Zivilcourage braucht, wer in politischer Verantwortung die Konsequenz zieht aus diesen Tatsachen und handelt. Mangelt es daran in der Koalition? Berlins Senatorin für Stadtentwicklung hat Mut bewiesen. Sie hat das enge Band zerschnitten, das Bauwirtschaft und Lokalpolitik verband und in der Ära der großen Koalitionen Ämterpatronage, Vorteilnahme und Berlins Bankaffäre auslöste. Sie hat sich angelegt mit Verbänden und Lobbyisten. Und sie hält ihre Hand über die Mieter. Aus politischem Kalkül, denn diese wählen sie: Die Linke ist nun stärker als die Sozialdemokratie in der Stadt.

Wer schwach ist, verliert

Reicht das aus? Nein, und es ist nur eine Frage der Zeit, bis die Wähler es am eigenen Leibe erfahren. Wo der Staat den Mangel verwaltet, sind die Schwächsten die Verlierer. Häuser kaufen, Firmen enteignen schafft nicht mehr Wohnungen, um die Mieter kämpfen. Niemals lassen sich die Lücken im Mietrecht so stopfen, dass Spekulanten sie nicht ausnutzen, um vom Mangel zu profitieren. Der neueste Trend: ein Tisch, ein paar Stühle, und die Wohnung ist möbliert und die Mietpreisbremse gelöst. Wer nicht zahlen kann, verliert, es werden mehr, weil die Einkommen weniger steigen als die Mieten. Wem gehört Berlin? Den Hausbesitzern.

Zweite Halbzeit für R2G, die Entscheidende

R2G startet bald in die zweite Hälfte der Legislatur. In der ersten hat sie den Wohnungsmarkt reguliert. Jetzt, in der zweiten Halbzeit, geht es ums Ergebnis: die Bekämpfung des Mangels. Das geht nur durch Neubau. Nicht verschämt, auf Dächern und in Lücken, sondern weithin sichtbar: Wir müssen die Stadt erweitern durch neue Quartiere, neue Siedlungen.

Warum alle nach Wien schauen

Dazu braucht es ein politisches Bekenntnis. So wie Wien es tat, vor einem Jahrhundert mit dem „Gemeindebau“, der bis heute läuft: Für zig Millionen entsteht ein neuer Stadtteil.

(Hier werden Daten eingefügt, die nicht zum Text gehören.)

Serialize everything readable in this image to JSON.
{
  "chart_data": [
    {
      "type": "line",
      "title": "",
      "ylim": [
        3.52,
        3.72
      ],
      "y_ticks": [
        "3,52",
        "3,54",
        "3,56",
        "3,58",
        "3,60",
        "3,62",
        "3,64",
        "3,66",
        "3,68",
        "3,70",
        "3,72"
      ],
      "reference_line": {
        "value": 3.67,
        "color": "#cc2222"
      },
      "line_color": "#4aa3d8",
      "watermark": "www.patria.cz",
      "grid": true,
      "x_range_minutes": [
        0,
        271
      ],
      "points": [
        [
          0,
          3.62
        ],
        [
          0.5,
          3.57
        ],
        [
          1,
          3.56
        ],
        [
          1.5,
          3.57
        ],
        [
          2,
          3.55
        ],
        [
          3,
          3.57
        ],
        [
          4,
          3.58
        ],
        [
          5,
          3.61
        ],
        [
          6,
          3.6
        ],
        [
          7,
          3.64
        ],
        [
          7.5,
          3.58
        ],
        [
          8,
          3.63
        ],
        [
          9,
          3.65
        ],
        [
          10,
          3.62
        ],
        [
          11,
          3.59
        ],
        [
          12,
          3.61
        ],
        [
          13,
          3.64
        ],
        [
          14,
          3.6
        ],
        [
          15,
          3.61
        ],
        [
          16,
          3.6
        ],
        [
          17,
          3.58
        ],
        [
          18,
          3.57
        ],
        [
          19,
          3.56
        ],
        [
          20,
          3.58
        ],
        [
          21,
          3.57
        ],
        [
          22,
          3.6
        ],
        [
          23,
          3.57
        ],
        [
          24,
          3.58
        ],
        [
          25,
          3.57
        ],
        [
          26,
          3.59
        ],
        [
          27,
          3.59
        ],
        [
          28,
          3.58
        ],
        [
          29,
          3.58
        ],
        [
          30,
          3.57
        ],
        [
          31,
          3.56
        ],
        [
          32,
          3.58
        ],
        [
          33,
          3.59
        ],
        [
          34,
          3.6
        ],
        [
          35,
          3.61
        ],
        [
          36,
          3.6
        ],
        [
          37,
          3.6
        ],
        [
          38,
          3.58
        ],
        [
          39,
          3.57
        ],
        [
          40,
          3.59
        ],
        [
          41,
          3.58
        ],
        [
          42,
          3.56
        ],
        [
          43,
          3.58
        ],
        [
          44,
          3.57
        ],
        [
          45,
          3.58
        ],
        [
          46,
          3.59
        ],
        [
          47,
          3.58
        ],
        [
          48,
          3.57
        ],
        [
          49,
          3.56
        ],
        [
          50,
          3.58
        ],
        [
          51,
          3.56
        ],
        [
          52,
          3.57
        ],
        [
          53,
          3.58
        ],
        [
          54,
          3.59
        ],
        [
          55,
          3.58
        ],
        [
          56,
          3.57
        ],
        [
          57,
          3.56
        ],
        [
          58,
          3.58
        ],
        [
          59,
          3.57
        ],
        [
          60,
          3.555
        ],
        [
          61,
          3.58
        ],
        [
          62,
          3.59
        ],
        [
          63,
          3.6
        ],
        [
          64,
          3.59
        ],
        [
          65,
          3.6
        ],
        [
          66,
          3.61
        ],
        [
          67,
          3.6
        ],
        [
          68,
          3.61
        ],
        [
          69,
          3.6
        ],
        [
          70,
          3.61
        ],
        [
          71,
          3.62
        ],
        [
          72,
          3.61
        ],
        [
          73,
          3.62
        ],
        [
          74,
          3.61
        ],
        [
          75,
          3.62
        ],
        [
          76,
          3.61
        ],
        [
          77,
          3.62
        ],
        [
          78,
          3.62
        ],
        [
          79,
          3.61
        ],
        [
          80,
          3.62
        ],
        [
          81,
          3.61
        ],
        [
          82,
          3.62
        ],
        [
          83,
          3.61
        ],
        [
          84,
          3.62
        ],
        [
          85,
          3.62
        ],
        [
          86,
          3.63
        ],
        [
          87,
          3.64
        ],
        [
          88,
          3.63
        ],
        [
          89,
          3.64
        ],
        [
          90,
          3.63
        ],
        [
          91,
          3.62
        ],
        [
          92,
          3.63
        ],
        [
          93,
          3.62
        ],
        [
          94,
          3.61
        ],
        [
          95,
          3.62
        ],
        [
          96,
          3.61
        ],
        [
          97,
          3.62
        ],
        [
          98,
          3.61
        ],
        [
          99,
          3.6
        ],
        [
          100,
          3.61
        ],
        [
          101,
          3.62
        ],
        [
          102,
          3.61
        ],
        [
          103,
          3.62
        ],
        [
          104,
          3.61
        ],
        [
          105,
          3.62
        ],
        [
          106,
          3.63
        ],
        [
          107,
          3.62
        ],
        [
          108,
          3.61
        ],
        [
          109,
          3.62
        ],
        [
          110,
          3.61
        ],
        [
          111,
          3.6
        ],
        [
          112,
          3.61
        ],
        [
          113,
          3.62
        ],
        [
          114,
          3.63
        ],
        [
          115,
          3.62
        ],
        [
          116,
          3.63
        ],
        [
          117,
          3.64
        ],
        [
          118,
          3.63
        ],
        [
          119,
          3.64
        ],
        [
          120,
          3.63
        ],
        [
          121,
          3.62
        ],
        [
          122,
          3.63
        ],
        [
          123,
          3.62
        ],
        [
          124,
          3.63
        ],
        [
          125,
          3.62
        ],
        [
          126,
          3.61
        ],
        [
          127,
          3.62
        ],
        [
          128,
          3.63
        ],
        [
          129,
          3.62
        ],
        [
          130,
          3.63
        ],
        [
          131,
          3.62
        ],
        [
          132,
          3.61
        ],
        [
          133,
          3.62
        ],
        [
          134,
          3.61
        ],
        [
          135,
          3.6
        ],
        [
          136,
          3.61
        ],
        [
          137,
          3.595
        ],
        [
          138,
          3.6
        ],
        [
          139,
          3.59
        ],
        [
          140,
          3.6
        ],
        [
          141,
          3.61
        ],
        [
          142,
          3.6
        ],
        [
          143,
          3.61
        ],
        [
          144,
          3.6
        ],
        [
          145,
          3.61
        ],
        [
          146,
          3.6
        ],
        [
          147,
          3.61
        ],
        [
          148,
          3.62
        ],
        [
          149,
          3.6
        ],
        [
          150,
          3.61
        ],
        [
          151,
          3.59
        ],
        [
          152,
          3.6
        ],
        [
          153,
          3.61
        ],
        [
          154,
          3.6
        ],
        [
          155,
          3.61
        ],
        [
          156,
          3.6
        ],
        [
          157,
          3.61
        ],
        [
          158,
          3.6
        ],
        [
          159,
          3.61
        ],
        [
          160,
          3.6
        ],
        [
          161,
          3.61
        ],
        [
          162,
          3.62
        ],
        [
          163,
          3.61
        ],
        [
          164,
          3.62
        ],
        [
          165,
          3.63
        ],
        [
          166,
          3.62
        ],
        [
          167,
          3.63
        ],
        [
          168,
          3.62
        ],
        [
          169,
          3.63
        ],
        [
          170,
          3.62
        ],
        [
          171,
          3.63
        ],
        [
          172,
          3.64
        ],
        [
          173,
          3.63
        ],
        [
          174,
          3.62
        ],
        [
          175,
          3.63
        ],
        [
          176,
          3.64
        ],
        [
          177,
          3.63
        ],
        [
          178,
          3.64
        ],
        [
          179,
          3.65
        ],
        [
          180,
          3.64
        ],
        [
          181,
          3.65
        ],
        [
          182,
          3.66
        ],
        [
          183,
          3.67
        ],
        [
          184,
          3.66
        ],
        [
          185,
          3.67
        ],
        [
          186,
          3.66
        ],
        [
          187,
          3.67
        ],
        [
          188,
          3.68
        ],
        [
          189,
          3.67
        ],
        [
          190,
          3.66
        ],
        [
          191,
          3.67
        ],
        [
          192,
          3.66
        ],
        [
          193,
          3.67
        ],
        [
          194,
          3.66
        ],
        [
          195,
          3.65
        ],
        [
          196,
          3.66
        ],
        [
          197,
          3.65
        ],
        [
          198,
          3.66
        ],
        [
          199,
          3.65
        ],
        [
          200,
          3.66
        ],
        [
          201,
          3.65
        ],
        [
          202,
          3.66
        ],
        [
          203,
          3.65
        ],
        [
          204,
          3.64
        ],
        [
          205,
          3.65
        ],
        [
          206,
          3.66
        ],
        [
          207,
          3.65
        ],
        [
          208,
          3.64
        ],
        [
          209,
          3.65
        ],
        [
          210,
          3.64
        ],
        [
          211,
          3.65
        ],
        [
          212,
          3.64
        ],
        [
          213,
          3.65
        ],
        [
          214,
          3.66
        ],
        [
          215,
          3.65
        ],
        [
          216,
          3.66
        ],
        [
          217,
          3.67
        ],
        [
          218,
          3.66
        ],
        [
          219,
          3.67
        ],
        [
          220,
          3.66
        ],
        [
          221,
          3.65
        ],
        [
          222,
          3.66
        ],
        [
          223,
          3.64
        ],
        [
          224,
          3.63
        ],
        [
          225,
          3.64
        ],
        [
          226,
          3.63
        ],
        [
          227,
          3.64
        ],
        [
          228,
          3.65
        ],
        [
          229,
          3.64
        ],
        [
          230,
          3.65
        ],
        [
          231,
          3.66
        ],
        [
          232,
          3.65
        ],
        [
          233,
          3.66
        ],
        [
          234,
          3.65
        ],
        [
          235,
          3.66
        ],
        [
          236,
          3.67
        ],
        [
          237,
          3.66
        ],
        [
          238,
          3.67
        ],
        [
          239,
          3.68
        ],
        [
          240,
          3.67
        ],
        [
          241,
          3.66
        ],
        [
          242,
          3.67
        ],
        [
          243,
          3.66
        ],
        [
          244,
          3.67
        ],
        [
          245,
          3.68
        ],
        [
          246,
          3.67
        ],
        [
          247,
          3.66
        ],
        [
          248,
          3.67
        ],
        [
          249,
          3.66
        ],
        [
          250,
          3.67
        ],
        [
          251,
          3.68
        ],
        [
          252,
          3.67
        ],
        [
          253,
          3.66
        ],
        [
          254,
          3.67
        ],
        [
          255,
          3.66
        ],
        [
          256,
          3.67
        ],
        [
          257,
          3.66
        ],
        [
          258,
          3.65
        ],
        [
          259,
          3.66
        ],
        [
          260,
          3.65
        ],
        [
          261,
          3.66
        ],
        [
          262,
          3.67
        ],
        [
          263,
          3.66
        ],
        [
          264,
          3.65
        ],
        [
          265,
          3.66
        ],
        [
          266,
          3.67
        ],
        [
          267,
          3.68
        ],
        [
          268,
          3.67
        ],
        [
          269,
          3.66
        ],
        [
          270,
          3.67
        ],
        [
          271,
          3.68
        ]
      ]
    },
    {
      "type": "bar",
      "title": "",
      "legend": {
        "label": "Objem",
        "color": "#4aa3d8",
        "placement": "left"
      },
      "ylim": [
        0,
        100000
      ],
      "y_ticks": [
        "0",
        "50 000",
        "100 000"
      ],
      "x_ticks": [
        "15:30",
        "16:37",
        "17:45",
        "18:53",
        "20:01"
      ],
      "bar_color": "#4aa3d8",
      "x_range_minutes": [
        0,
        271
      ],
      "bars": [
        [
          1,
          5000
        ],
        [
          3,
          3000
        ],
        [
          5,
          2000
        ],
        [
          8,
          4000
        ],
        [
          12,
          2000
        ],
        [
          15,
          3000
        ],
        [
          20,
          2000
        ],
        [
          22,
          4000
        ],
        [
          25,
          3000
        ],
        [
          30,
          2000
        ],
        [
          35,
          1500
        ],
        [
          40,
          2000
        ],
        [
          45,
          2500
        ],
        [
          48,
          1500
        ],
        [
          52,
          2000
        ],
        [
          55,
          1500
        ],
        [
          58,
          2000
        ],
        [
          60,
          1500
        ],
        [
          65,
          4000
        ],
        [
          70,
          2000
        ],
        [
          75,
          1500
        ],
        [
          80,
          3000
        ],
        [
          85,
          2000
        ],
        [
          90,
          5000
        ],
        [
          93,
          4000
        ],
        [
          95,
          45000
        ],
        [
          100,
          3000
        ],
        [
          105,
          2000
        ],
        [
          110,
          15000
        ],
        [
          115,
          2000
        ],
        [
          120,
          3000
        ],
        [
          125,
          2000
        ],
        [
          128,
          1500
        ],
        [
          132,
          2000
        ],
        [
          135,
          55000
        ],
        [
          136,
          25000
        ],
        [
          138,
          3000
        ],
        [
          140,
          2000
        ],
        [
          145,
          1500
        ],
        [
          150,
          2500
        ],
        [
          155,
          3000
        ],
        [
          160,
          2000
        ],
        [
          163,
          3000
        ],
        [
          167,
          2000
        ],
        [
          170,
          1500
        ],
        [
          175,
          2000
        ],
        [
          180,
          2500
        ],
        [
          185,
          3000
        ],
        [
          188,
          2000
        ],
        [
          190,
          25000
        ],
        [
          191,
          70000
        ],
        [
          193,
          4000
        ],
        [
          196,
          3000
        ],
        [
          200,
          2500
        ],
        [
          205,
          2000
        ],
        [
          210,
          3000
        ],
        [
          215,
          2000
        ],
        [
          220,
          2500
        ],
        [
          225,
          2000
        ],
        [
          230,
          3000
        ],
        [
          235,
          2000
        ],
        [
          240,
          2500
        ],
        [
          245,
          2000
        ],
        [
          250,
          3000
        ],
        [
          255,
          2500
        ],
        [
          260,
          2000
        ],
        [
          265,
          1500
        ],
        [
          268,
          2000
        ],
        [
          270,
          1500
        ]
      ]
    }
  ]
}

Und die Bewohner begehren nicht auf, weil sie profitieren von günstigen Mieten. Wer warnend auf die Kosten des sozialen Wohnungsbaus zeigt, der vergisst die Genossenschaften. Sie haben volle Kassen und wollen bauen. Deren Mieten sind vielleicht für Hartz-IV-Empfänger zu hoch, nicht aber für Polizisten und Krankenschwestern. Und die finden am freien Markt mit ihrem Einkommen auch keine Wohnung.

Tempelhof? Die Stadt ist groß genug!

Ach, noch etwas: Das Tempelhofer Feld muss nicht bebaut werden, nicht um jeden Preis. Die Berliner haben dagegen gestimmt und es bräuchte schon ein sehr überzeugendes Konzept, um neue Mehrheiten zu schaffen. Außerdem ist die Stadt groß genug. Es ist Platz in Spandau, in Pankow und wo sonst noch, das wird der Stadtentwicklungsplan Wohnen zeigen, der fast fertig ist. Denn es gibt viele Quartiere, denen es an Läden und Leben, Schulen und Kitas fehlt, die der Bau neuer Siedlungskerne bereichert. Das muss man erklären, vermitteln, dann ziehen die Berliner mit. Ein Team von Experten für Verkehr, Umwelt, Wirtschaft und Siedlungsbau, muss im Gespräch mit Bezirken die Orte finden und Ideen für die Stadterweiterung entwickeln. Getragen von der Gewissheit: Der Kampf gegen Wohnungsnot ist nur mit Neubau zu gewinnen, auch und gerade für die Schwächsten.